Mailboxes of Kindness

So many things from summer camp life could transfer into and enhance classroom life.  I really should remember that more often.  Bring the joy and community of summer to the rest of the year? Yes, please.

One thing I have done in both settings on repeated occasions is what us camp counselors like to call, “Warm and Fuzzies.”  I don’t know why I haven’t appropriated the same name in class, but I haven’t.  Instead, I’ve called it “Mailboxes of Kindness.”  It works like this: Every child gets a brown paper bag with their name on it.  When there’s time, I let my kids decorate.  If not, we move forward with the note-writing.  Ahead of time, I slice pieces of paper into fourths so that the note length isn’t intimidating.  Students take as many pieces of paper as they want and start writing.  They write appreciations, thanks, and well-wishes for their peers, and then they deliver their finished notes to the mailboxes.  We usually do it on one of the last days of school.  It’s fun, reflective, and makes everyone feel good.

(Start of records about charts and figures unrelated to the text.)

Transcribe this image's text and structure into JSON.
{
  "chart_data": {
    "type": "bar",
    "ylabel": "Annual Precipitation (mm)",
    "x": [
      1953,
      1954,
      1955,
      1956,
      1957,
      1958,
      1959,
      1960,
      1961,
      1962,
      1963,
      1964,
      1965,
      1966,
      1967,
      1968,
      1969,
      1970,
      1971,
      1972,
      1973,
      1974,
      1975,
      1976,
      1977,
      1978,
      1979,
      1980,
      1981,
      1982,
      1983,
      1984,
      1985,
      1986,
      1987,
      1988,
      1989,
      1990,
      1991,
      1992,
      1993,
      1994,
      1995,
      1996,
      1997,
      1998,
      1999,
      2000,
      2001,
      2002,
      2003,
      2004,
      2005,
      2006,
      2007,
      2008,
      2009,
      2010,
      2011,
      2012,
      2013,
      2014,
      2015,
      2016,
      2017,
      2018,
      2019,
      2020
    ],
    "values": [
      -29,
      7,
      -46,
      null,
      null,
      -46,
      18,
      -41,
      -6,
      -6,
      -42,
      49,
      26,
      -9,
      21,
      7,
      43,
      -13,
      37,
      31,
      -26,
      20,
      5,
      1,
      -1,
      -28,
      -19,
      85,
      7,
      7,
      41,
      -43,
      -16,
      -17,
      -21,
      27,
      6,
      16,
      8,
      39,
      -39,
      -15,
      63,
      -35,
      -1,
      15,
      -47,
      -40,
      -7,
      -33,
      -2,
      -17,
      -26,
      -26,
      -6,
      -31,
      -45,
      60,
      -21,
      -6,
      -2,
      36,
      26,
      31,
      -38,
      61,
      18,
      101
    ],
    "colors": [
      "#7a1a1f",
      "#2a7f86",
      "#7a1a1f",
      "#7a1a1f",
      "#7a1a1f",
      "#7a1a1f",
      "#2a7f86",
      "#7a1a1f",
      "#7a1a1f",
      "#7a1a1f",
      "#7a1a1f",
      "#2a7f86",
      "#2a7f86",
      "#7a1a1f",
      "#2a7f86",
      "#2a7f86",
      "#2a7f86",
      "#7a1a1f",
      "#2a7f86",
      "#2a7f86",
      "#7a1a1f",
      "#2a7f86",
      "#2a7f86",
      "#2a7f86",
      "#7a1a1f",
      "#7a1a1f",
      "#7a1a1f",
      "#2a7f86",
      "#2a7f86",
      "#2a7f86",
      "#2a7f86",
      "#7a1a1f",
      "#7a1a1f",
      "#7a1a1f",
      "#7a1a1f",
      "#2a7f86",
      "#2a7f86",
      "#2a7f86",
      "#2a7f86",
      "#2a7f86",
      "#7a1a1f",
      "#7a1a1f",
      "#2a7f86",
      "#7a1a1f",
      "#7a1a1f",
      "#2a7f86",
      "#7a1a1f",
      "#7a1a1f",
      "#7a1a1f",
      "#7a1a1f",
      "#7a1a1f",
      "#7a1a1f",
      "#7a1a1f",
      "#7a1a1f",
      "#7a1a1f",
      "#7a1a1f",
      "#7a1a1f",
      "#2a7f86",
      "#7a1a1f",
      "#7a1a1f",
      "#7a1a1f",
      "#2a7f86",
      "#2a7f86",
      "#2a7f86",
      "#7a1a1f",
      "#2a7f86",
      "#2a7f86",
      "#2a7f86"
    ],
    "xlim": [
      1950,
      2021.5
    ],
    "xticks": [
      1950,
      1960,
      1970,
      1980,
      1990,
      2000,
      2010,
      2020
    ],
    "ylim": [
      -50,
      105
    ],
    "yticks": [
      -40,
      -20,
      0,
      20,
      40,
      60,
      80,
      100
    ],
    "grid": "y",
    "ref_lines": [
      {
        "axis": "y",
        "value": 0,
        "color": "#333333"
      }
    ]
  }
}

Well, most everyone.  What was so interesting about this activity this year is that I for the first time really saw the ways in which it mingled with and was shaped by differing personalities.  I don’t know why this was the first time I saw this happen, but it certainly caused me to pause and ponder.
-Rushed made twenty-four smiley faces and dropped one off in each mailbox.  He was so proud to have made a note for everyone.
-Even more rushed dropped off blank notes for everyone.
-Family made notes for each of her sisters, who did not have mailboxes in our classroom, but who, as she assured me, do have a mailbox that they share with their parents at home.
-Anxious sat by her mailbox and just waited for notes to be dropped off, which meant she didn’t make very many to deliver.
-Hesitant wrote random words off the word wall and then signed her name on each note.  This guaranteed that the notes were spelled correctly.
-Michievious wrote a note that said, “Dear Katie.  U suk.  U r dum.”  Thank goodness I happen to look over his shoulder and catch it before that note got sent home in Katie’s mailbox…

Everyone went home with a relatively full mailbox, and the overall tone was definitely positive.  But the variety of responses is something that I’ll remember next time.  Maybe I’ll talk through a few of them with my next batch of students before they start their note-writing.  Maybe I’ll let them talk more about the purpose of the activity first.  Maybe I’ll share a few example notes, but I certainly don’t want to squash their creativity which sometimes happens when young kids see examples.  Maybe I won’t make any changes and I’ll just let variety happen.  With the exception of the “U suk” genre of notes, nothing else was really problematic.  Just surprising.  And I don’t think I mind surprising.  Sometimes I even like it.